Pilgrimages drive Saudi tourism
More than 1.7 million pilgrims performed Hajj in 2026, according to official data published by Saudi Arabia’s General Authority for Statistics, underscoring the continued centrality of religious tourism to the kingdom’s visitor economy.
The total of 1,707,301 pilgrims comprised 1,546,655 from outside the kingdom and 160,646 internal pilgrims, which includes Saudi citizens and residents.
The vast majority of international pilgrims arrived by air, with 1,485,729 using this mode of transport. A further 54,429 arrived overland and 6,497 by sea. Pilgrims represented 165 nationalities, reflecting the global reach of the event.

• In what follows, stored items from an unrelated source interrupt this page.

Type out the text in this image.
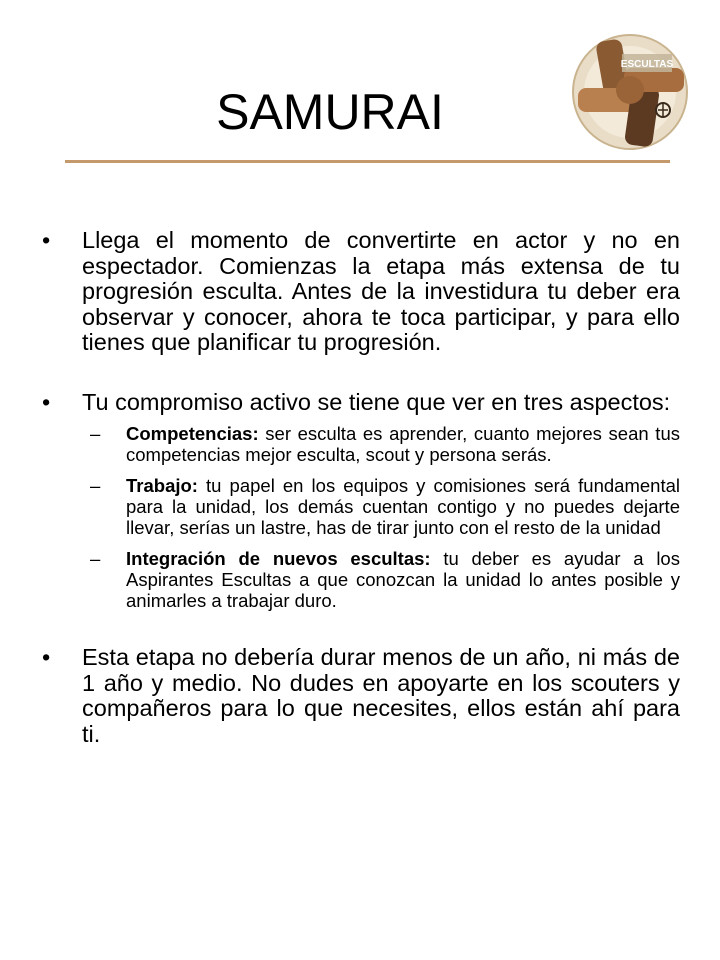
SAMURAI
ESCULTAS

• Llega el momento de convertirte en actor y no en espectador. Comienzas la etapa más extensa de tu progresión esculta. Antes de la investidura tu deber era observar y conocer, ahora te toca participar, y para ello tienes que planificar tu progresión.

• Tu compromiso activo se tiene que ver en tres aspectos:

– Competencias: ser esculta es aprender, cuanto mejores sean tus competencias mejor esculta, scout y persona serás.
– Trabajo: tu papel en los equipos y comisiones será fundamental para la unidad, los demás cuentan contigo y no puedes dejarte llevar, serías un lastre, has de tirar junto con el resto de la unidad
– Integración de nuevos escultas: tu deber es ayudar a los Aspirantes Escultas a que conozcan la unidad lo antes posible y animarles a trabajar duro.

• Esta etapa no debería durar menos de un año, ni más de 1 año y medio. No dudes en apoyarte en los scouters y compañeros para lo que necesites, ellos están ahí para ti.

The scale of the logistical operation accompanying Hajj is equally significant. Supporting the pilgrimage required 441,049 workers and 26,701 volunteers. Saudi Arabia’s pre-clearance programme, which processes travel documentation at the point of departure to streamline entry to the kingdom for participants from select countries, was used by 388,694 pilgrims.
Hajj is a structural pillar of Saudi religious tourism, which alongside Umrah, draws tens of millions of visitors to Mecca and Medina each year. The sector sits at the core of Vision 2030’s tourism diversification strategy, which targets 150 million visits a year by the end of the decade.
Continued investment in transport infrastructure, including the expanded King Abdulaziz International airport and Haramain high-speed railway capacity, will help Riyadh achieve this target.